Worse than the loss of clients and income was the possibility that defending the party might land them in jail or get them disbarred. The lawyers who represented the Dennis defendants were not the only attorneys to be charged with contempt of court as the result of their efforts during a Communist trial. Nor were they the only lawyers threatened with disbarment because of their politics. As the testimony of a Bay Area attorney reveals, the problems such lawyers faced made it particularly difficult for the protagonists in anti-Communist proceedings to find legal representation, especially if they did not want a known left-winger. Some of the defendants in the second round of Smith Act trials were rejected by more than two hundred attorneys.

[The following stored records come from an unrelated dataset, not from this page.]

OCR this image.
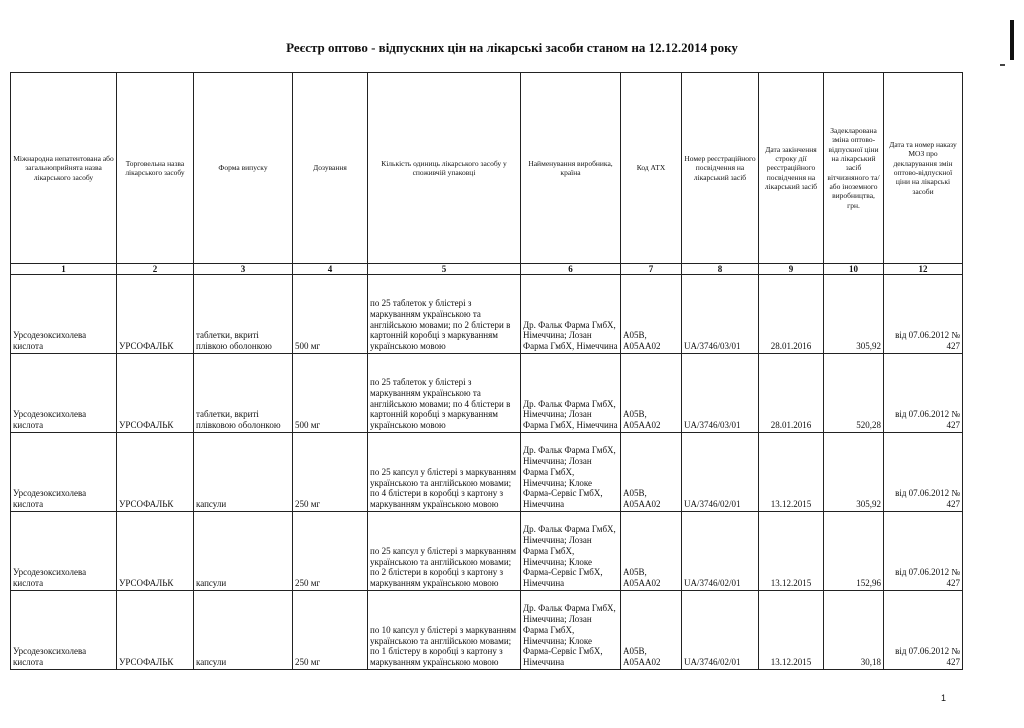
Реєстр оптово - відпускних цін на лікарські засоби станом на 12.12.2014 року
Міжнародна непатентована або загальноприйнята назва лікарського засобу	Торговельна назва лікарського засобу	Форма випуску	Дозування	Кількість одиниць лікарського засобу у споживчій упаковці	Найменування виробника, країна	Код АТХ	Номер реєстраційного посвідчення на лікарський засіб	Дата закінчення строку дії реєстраційного посвідчення на лікарський засіб	Задекларована зміна оптово-відпускної ціни на лікарський засіб вітчизняного та/або іноземного виробництва, грн.	Дата та номер наказу МОЗ про декларування змін оптово-відпускної ціни на лікарські засоби
1	2	3	4	5	6	7	8	9	10	12
Урсодезоксихолева кислота	УРСОФАЛЬК	таблетки, вкриті плівкою оболонкою	500 мг	по 25 таблеток у блістері з маркуванням українською та англійською мовами; по 2 блістери в картонній коробці з маркуванням українською мовою	Др. Фальк Фарма ГмбХ, Німеччина; Лозан Фарма ГмбХ, Німеччина	A05B, A05AA02	UA/3746/03/01	28.01.2016	305,92	від 07.06.2012 № 427
Урсодезоксихолева кислота	УРСОФАЛЬК	таблетки, вкриті плівковою оболонкою	500 мг	по 25 таблеток у блістері з маркуванням українською та англійською мовами; по 4 блістери в картонній коробці з маркуванням українською мовою	Др. Фальк Фарма ГмбХ, Німеччина; Лозан Фарма ГмбХ, Німеччина	A05B, A05AA02	UA/3746/03/01	28.01.2016	520,28	від 07.06.2012 № 427
Урсодезоксихолева кислота	УРСОФАЛЬК	капсули	250 мг	по 25 капсул у блістері з маркуванням українською та англійською мовами; по 4 блістери в коробці з картону з маркуванням українською мовою	Др. Фальк Фарма ГмбХ, Німеччина; Лозан Фарма ГмбХ, Німеччина; Клоке Фарма-Сервіс ГмбХ, Німеччина	A05B, A05AA02	UA/3746/02/01	13.12.2015	305,92	від 07.06.2012 № 427
Урсодезоксихолева кислота	УРСОФАЛЬК	капсули	250 мг	по 25 капсул у блістері з маркуванням українською та англійською мовами; по 2 блістери в коробці з картону з маркуванням українською мовою	Др. Фальк Фарма ГмбХ, Німеччина; Лозан Фарма ГмбХ, Німеччина; Клоке Фарма-Сервіс ГмбХ, Німеччина	A05B, A05AA02	UA/3746/02/01	13.12.2015	152,96	від 07.06.2012 № 427
Урсодезоксихолева кислота	УРСОФАЛЬК	капсули	250 мг	по 10 капсул у блістері з маркуванням українською та англійською мовами; по 1 блістеру в коробці з картону з маркуванням українською мовою	Др. Фальк Фарма ГмбХ, Німеччина; Лозан Фарма ГмбХ, Німеччина; Клоке Фарма-Сервіс ГмбХ, Німеччина	A05B, A05AA02	UA/3746/02/01	13.12.2015	30,18	від 07.06.2012 № 427
1
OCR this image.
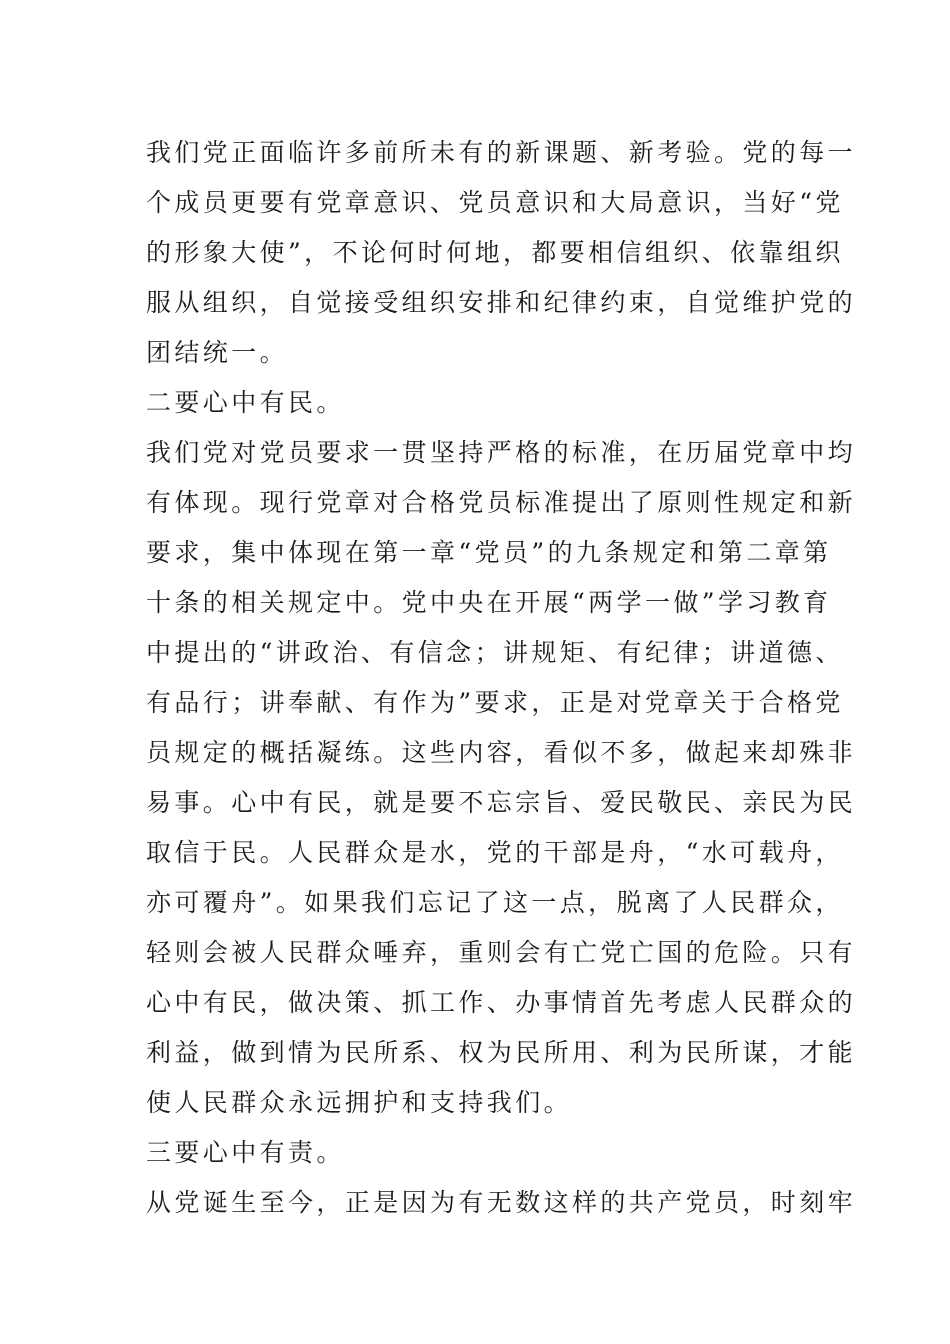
我们党正面临许多前所未有的新课题、新考验。党的每一
个成员更要有党章意识、党员意识和大局意识，当好“党
的形象大使”，不论何时何地，都要相信组织、依靠组织
服从组织，自觉接受组织安排和纪律约束，自觉维护党的
团结统一。
二要心中有民。
我们党对党员要求一贯坚持严格的标准，在历届党章中均
有体现。现行党章对合格党员标准提出了原则性规定和新
要求，集中体现在第一章“党员”的九条规定和第二章第
十条的相关规定中。党中央在开展“两学一做”学习教育
中提出的“讲政治、有信念；讲规矩、有纪律；讲道德、
有品行；讲奉献、有作为”要求，正是对党章关于合格党
员规定的概括凝练。这些内容，看似不多，做起来却殊非
易事。心中有民，就是要不忘宗旨、爱民敬民、亲民为民
取信于民。人民群众是水，党的干部是舟，“水可载舟，
亦可覆舟”。如果我们忘记了这一点，脱离了人民群众，
轻则会被人民群众唾弃，重则会有亡党亡国的危险。只有
心中有民，做决策、抓工作、办事情首先考虑人民群众的
利益，做到情为民所系、权为民所用、利为民所谋，才能
使人民群众永远拥护和支持我们。
三要心中有责。
从党诞生至今，正是因为有无数这样的共产党员，时刻牢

Unlike the academic world and film industry, which were under outside pressure, the legal profession undertook to oust its tainted members on its own. The initiatives came from conservative attorneys associated with the anti-Communist network. The American Bar Association (ABA) set up a Special Committee on Communist Tactics, Strategy, and Objectives to ensure that alleged subversives did not penetrate the legal profession. The association also adopted resolutions against allowing Communists and, later, Fifth Amendment witnesses to practice law. These resolutions, coming as they did from the organized voice of a highly respected profession, carried considerable weight. To implement them, national and local bar associations worked closely with HUAC, the FBI, and the rest of the anti-Communist network to screen applicants and begin disbarment proceedings against the more radical members. Few succeeded.

Important members of the legal establishment (and not just the targeted attorneys) opposed these ousters. After all, lawyers did have a traditional commitment to and understanding of civil liberties, as well as a professional responsibility to represent all types of clients. By the mid-1950s some eminent lawyers were concerned about protecting the public's right to counsel and refused to countenance political disbarments. Even more important, in a few instances local bar associations and attorneys from major law firms in cities like Philadelphia, Denver, and Cleveland had begun to take on Communist cases. Such gestures, coming from leading members of the bar, contributed to the lessening of the McCarthyist furor--even if they did not necessarily win their clients' acquittal.